Pendant leur séjour à Koutal, les malades placés d’office percevront une ration alimentaire à la charge du service des Grandes endémies ; toutefois, pendant la durée de l’exécution de la peine privative de liberté prononcée, cette ration sera remboursée au Ministère de la Santé par le Ministère de l’Intérieur selon des modalités à définir d’accord entre ces deux départements.

La présente circulaire vise le cas des lépreux appréhendés pour mendicité ou vagabondage ; il va de soi que les mêmes dispositions sont applicables s’ils se sont rendus coupables de tout autre crime ou délits, ou s’ils sont réfractaires au traitement. Dans ce dernier cas, cependant, il n’y a pas lieu à condamnation, et la procédure est déclenchée par la requête du médecin-chef.

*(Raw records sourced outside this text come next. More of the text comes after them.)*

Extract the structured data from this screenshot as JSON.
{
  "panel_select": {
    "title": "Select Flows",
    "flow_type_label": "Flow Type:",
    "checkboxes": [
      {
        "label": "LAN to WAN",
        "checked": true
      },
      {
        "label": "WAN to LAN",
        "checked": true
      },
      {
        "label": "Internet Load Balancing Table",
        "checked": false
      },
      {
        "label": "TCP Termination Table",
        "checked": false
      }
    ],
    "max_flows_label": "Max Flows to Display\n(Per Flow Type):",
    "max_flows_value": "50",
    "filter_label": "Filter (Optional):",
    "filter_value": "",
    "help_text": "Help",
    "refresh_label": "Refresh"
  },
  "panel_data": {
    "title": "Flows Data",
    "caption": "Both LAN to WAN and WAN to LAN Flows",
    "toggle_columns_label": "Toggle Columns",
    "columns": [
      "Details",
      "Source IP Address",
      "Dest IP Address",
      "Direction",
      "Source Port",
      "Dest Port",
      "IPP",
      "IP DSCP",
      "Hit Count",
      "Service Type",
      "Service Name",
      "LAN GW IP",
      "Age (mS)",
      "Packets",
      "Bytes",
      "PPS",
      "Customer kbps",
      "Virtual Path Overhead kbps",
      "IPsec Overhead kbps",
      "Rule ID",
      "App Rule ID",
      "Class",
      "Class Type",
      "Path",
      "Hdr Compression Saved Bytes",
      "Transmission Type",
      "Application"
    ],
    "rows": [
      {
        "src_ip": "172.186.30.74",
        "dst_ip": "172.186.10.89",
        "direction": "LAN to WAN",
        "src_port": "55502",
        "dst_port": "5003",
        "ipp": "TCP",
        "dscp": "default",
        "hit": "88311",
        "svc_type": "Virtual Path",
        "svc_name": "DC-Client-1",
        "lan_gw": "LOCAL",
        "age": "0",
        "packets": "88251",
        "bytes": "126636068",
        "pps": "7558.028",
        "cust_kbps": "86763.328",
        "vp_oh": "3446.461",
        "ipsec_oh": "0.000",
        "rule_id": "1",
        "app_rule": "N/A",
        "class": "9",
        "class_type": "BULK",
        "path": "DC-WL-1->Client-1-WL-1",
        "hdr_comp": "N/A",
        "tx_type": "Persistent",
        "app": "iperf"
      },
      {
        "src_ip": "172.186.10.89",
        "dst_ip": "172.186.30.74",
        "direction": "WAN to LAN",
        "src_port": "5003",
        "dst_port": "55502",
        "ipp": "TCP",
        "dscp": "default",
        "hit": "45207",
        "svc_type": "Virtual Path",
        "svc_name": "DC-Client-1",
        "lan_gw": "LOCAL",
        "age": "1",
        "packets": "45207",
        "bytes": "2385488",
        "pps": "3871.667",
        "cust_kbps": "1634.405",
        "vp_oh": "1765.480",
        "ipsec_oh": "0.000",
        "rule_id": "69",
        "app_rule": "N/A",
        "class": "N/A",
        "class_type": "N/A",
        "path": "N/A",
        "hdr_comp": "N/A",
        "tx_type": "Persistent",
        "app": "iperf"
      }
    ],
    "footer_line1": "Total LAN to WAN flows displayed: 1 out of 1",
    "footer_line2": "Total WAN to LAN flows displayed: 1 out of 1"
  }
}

L’attention des autorités destinataires est appelée sur le fait qu’il ne s’agit pas d’une mesure strictement médicale, mais médico-sociale ; il n’est nullement nécessaire que le malade soit contagieux pour faire l’objet

d’un placement d’office, et il n’est pas suffisant qu’il cesse de l’être pour qu’il soit mis fin au placement. Le danger social qu’il représente doit être avant tout pris en considération.

La présente circulaire est consacrée principalement au cas de Dakar, qui préoccupe particulièrement le Gouvernement. Il va de soi cependant que les mêmes dispositions sont applicables mutatis-mutandis, aux lépreux sur l’ensemble du territoire. Il est toutefois précisé que le centre de Koutal est destiné en priorité aux lépreux délinquants appréhendés à Dakar, pour lesquels il y a lieu de prévoir en permanence au moins 25 places.

J’appelle tout particulièrement l’attention des magistrats, médecins, membres des forces de police et militaires de la Gendarmerie intéressés sur la nécessité de donner tous leurs soins à l’application des mesures ci-dessus définies. Les textes les meilleurs ne servent à rien s’ils ne sont pas

appliqués.

Il ne s’agit pas de maltraiter des frères déshérités ; le Gouvernement ne ménagera pas ses efforts pour que les aliénés et les lépreux bénéficient d’un traitement humain et décent. Mais il n’est plus possible de continuer à les tolérer sur les trottoirs de nos grandes villes. J’attends donc la plus grande diligence de la part des membres des forces de l’ordre, et la plus grande fermeté de la part des autorités administratives et judiciaires pour que cette question soit résolue.